Há muito tempo eu estive de luto. Agora já não sei bem quanto mas tenho ideia que foram cerca de quatro meses. Não morreu ninguém não. Mas foi como se tivesse morrido. É preciso fazer luto no final das relações. Acho que é mais uma coisa de mulher mas conheço homens que também o fazem, ainda que de forma muito diferente. Eu fiz o meu luto. Precisava de encerrar aquele capítulo com a certeza que o encerra definitivamente sem iniciar outro pelo meio. Para evitar a lei das compensações e não baralhar as coisas…

 

O fim de uma relação nunca é o fim do mundo. Mas acabe bem, acabe mal, com concordância das partes, ou não, não interessa nada. É sempre preciso um período de luto. Precisamos de nos reestruturar, colocar as ideias no lugar e principalmente sofrer aquela perda. O primeiro dia é mau. Muito mau. Só queremos que ele acabe. Sentir anestesia. Deitar a cabeça na almofada e dormir. Esperar que no dia seguinte nos sintamos melhor. Não acontece. O dia a seguir é igual. Às vezes pior.

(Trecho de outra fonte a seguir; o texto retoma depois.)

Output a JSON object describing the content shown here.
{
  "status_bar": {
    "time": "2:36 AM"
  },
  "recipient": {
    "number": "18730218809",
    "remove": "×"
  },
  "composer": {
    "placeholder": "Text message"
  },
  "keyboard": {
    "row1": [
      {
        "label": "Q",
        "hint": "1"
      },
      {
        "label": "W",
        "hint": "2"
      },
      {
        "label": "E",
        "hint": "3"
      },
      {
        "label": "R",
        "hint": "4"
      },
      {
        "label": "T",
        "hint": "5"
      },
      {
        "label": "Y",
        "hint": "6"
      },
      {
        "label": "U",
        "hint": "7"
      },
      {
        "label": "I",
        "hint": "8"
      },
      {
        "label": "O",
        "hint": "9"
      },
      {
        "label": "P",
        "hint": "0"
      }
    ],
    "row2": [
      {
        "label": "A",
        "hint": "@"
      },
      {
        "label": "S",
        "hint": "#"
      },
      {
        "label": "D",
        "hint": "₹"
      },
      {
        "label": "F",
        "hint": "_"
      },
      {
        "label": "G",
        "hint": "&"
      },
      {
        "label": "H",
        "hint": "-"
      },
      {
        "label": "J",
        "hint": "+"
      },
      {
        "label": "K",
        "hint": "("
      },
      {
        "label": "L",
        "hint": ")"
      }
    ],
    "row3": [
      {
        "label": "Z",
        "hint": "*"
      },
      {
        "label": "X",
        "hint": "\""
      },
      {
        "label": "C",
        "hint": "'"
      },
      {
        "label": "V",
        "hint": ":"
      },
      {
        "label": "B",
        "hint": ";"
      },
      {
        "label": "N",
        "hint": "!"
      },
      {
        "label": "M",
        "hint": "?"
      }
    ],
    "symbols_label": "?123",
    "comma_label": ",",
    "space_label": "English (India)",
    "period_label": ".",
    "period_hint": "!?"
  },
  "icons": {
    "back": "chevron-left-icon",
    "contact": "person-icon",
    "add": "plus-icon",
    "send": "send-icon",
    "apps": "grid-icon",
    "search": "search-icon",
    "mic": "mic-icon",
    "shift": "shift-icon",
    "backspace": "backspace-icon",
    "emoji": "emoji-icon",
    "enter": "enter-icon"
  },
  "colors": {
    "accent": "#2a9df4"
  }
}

Os outros a seguir também. Acho que até fazer um mês, temos sempre a esperança que cada dia passe depressa e melhore. Lentamente vivemos um dia de cada vez.

 

No início do segundo mês ainda nos está na cabeça. Custa respirar. Custa ganhar fôlego para explicar aos outros. Repetir a história. Aquele nome de tanto repetido passa a ter outro peso. Não o queremos ouvir. Nem o nome, nem sequer palavras começadas pela mesma letra! O nome passa a soar a um alarme como que para nos lembrar constantemente do que com tanto desejo queremos esquecer. Alguém na rua diz aquele nome, uma reportagem na tv com aquele nome, uma história que nos contam com o raio daquele nome! Aquele nome, aquele nome, aquele nome…

 

 

Não é só o nome. É a sms que entra e nos alerta. Não porque queremos que seja ele porque não queremos mesmo. Mas somos o cão de Pavlov. Associamos. Lembramos-nos. Aquilo lembra-nos. Odiamos todas as sms! E todos os carros! Os daquela marca, os daquela cor, os de marca parecida, os de cor parecida. Os carros passam a perseguir-nos na estrada, no estacionamento, nos semáforos, do outro lado da estrada, do nosso lado da estrada. Olhamos para a frente e ele está lá. Olhamos pelo retrovisor e ele está lá.  Qualquer vislumbre da cor xxxxxx nos corta a respiração. Qualquer homem/mulher com figura parecida. De costas, de perfil, está lá. Trememos com a possibilidade de confronto. Custa respirar fundo. Custa respirar até ao fim dos pulmões!  

 

Mas aos poucos o luto chega ao fim. Quando já chorámos tudo. Quando as feridas sararam. Sem sequer nos apercebermos, um dia acordamos e pela primeira vez ele deixou de lá estar. Desapareceu. Completamente. E quando também pela primeira vez nos apercebemos disso – que já não nos lembramos - tudo muda. Como naqueles dias cinzentos em que atravesso a ponte e surgem raios de luz tão fortes que atravessam as nuvens e tocam no Tejo. É como se Deus tocasse a terra e em jeito divino me dissesse “Amanhã vai estar um dia fantástico”. E está. Um dia fantástico para começar de novo…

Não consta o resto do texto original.